La chute brutale de la monnaie nationale ces derniers mois signifie que les chiffres du budget gouvernemental, lorsqu'ils sont convertis en euros ou en dollars américains, semblent nettement inférieurs aux prévisions – mais cela augmente l'inflation, érode le pouvoir d'achat et rend plus difficile le financement du déficit budgétaire. « Nous nous attendons à une plus grande pression sur le budget gouvernemental en raison de la hausse des salaires et de l'augmentation des dépenses de prêt », prédit l'analyste financier Tunde Abidoye, analyste de recherche sur les actions chez FBN Capital.

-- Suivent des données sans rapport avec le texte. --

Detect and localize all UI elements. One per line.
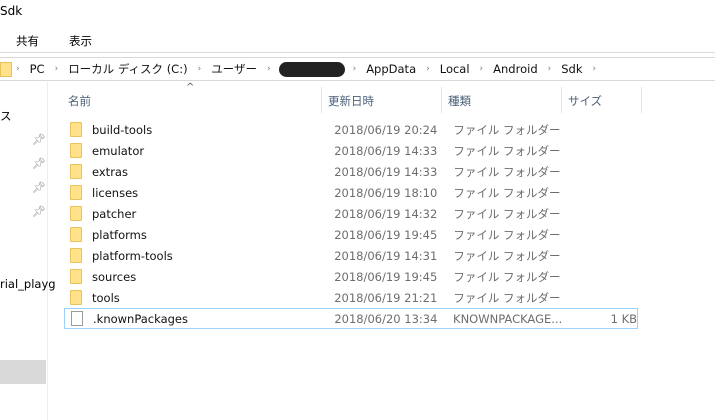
folder-icon bbox=[70, 248, 82, 263]
chevron-right-icon[interactable]: › bbox=[589, 64, 601, 74]
column-header-name[interactable]: 名前 bbox=[68, 93, 91, 109]
file-type: ファイル フォルダー bbox=[453, 143, 561, 158]
file-row[interactable]: build-tools 2018/06/19 20:24 ファイル フォルダー bbox=[64, 119, 638, 140]
folder-icon bbox=[70, 164, 82, 179]
file-name: licenses bbox=[92, 185, 139, 200]
file-name: tools bbox=[92, 290, 120, 305]
file-row[interactable]: licenses 2018/06/19 18:10 ファイル フォルダー bbox=[64, 182, 638, 203]
file-date: 2018/06/19 20:24 bbox=[334, 122, 438, 137]
breadcrumb-android[interactable]: Android bbox=[487, 62, 543, 76]
breadcrumb-local-disk[interactable]: ローカル ディスク (C:) bbox=[62, 61, 193, 77]
tab-share[interactable]: 共有 bbox=[16, 33, 39, 49]
file-name: platforms bbox=[92, 227, 147, 242]
file-date: 2018/06/19 14:33 bbox=[334, 143, 438, 158]
file-row[interactable]: extras 2018/06/19 14:33 ファイル フォルダー bbox=[64, 161, 638, 182]
file-type: ファイル フォルダー bbox=[453, 164, 561, 179]
file-type: KNOWNPACKAGE... bbox=[453, 311, 563, 326]
pin-icon[interactable]: 📌︎ bbox=[32, 157, 46, 170]
column-header-size[interactable]: サイズ bbox=[568, 93, 602, 109]
tab-view[interactable]: 表示 bbox=[69, 33, 92, 49]
file-date: 2018/06/20 13:34 bbox=[334, 311, 438, 326]
file-type: ファイル フォルダー bbox=[453, 206, 561, 221]
folder-icon bbox=[70, 185, 82, 200]
nav-item-folder[interactable]: rial_playg bbox=[0, 277, 56, 291]
folder-icon bbox=[70, 227, 82, 242]
column-header-date[interactable]: 更新日時 bbox=[328, 93, 374, 109]
breadcrumb-sdk[interactable]: Sdk bbox=[555, 62, 588, 76]
column-divider[interactable] bbox=[441, 87, 442, 113]
file-type: ファイル フォルダー bbox=[453, 248, 561, 263]
file-type: ファイル フォルダー bbox=[453, 290, 561, 305]
breadcrumb-pc[interactable]: PC bbox=[24, 62, 51, 76]
file-type: ファイル フォルダー bbox=[453, 122, 561, 137]
folder-icon bbox=[70, 269, 82, 284]
breadcrumb-appdata[interactable]: AppData bbox=[360, 62, 422, 76]
file-date: 2018/06/19 19:45 bbox=[334, 227, 438, 242]
chevron-right-icon[interactable]: › bbox=[476, 64, 488, 74]
file-row[interactable]: sources 2018/06/19 19:45 ファイル フォルダー bbox=[64, 266, 638, 287]
folder-icon bbox=[70, 122, 82, 137]
folder-icon bbox=[70, 206, 82, 221]
file-date: 2018/06/19 14:31 bbox=[334, 248, 438, 263]
file-name: sources bbox=[92, 269, 137, 284]
chevron-right-icon[interactable]: › bbox=[349, 64, 361, 74]
file-name: patcher bbox=[92, 206, 137, 221]
nav-item-selected[interactable] bbox=[0, 360, 46, 384]
folder-icon bbox=[0, 61, 12, 77]
column-divider[interactable] bbox=[321, 87, 322, 113]
chevron-right-icon[interactable]: › bbox=[544, 64, 556, 74]
file-date: 2018/06/19 14:33 bbox=[334, 164, 438, 179]
file-row[interactable]: tools 2018/06/19 21:21 ファイル フォルダー bbox=[64, 287, 638, 308]
address-bar[interactable]: › PC › ローカル ディスク (C:) › ユーザー › › AppData… bbox=[0, 57, 715, 81]
breadcrumb-local[interactable]: Local bbox=[434, 62, 476, 76]
file-date: 2018/06/19 18:10 bbox=[334, 185, 438, 200]
file-name: build-tools bbox=[92, 122, 153, 137]
redacted-username bbox=[278, 61, 345, 77]
sort-ascending-icon: ^ bbox=[186, 82, 195, 93]
window-title: Sdk bbox=[0, 4, 23, 18]
file-date: 2018/06/19 19:45 bbox=[334, 269, 438, 284]
file-row[interactable]: emulator 2018/06/19 14:33 ファイル フォルダー bbox=[64, 140, 638, 161]
chevron-right-icon[interactable]: › bbox=[51, 64, 63, 74]
file-row[interactable]: platforms 2018/06/19 19:45 ファイル フォルダー bbox=[64, 224, 638, 245]
column-divider[interactable] bbox=[561, 87, 562, 113]
breadcrumb-users[interactable]: ユーザー bbox=[205, 61, 263, 77]
chevron-right-icon[interactable]: › bbox=[12, 64, 24, 74]
file-size: 1 KB bbox=[610, 311, 637, 326]
file-name: extras bbox=[92, 164, 128, 179]
column-divider[interactable] bbox=[641, 87, 642, 113]
pin-icon[interactable]: 📌︎ bbox=[32, 181, 46, 194]
file-type: ファイル フォルダー bbox=[453, 269, 561, 284]
file-icon bbox=[71, 311, 83, 326]
file-name: emulator bbox=[92, 143, 145, 158]
folder-icon bbox=[70, 143, 82, 158]
file-name: .knownPackages bbox=[93, 311, 188, 326]
ribbon-divider bbox=[0, 52, 715, 53]
nav-item-quick-access[interactable]: ス bbox=[0, 108, 12, 124]
chevron-right-icon[interactable]: › bbox=[194, 64, 206, 74]
file-row[interactable]: patcher 2018/06/19 14:32 ファイル フォルダー bbox=[64, 203, 638, 224]
file-row[interactable]: platform-tools 2018/06/19 14:31 ファイル フォル… bbox=[64, 245, 638, 266]
file-type: ファイル フォルダー bbox=[453, 227, 561, 242]
folder-icon bbox=[70, 290, 82, 305]
chevron-right-icon[interactable]: › bbox=[422, 64, 434, 74]
pin-icon[interactable]: 📌︎ bbox=[32, 205, 46, 218]
file-row[interactable]: .knownPackages 2018/06/20 13:34 KNOWNPAC… bbox=[64, 308, 638, 329]
file-name: platform-tools bbox=[92, 248, 173, 263]
column-header-type[interactable]: 種類 bbox=[448, 93, 471, 109]
file-type: ファイル フォルダー bbox=[453, 185, 561, 200]
file-date: 2018/06/19 21:21 bbox=[334, 290, 438, 305]
file-date: 2018/06/19 14:32 bbox=[334, 206, 438, 221]
chevron-right-icon[interactable]: › bbox=[263, 64, 275, 74]
pin-icon[interactable]: 📌︎ bbox=[32, 133, 46, 146]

Le Nigeria possède l’un des mouvements syndicaux les plus puissants d’Afrique. Cependant, comme de nombreuses personnes ne travaillent pas dans l'économie formelle, les syndicats ne représentent qu'une partie de la population, notamment dans la fonction publique, dans le secteur pétrolier et dans les grandes entreprises de transport. Toutefois, le salaire minimum est juridiquement contraignant.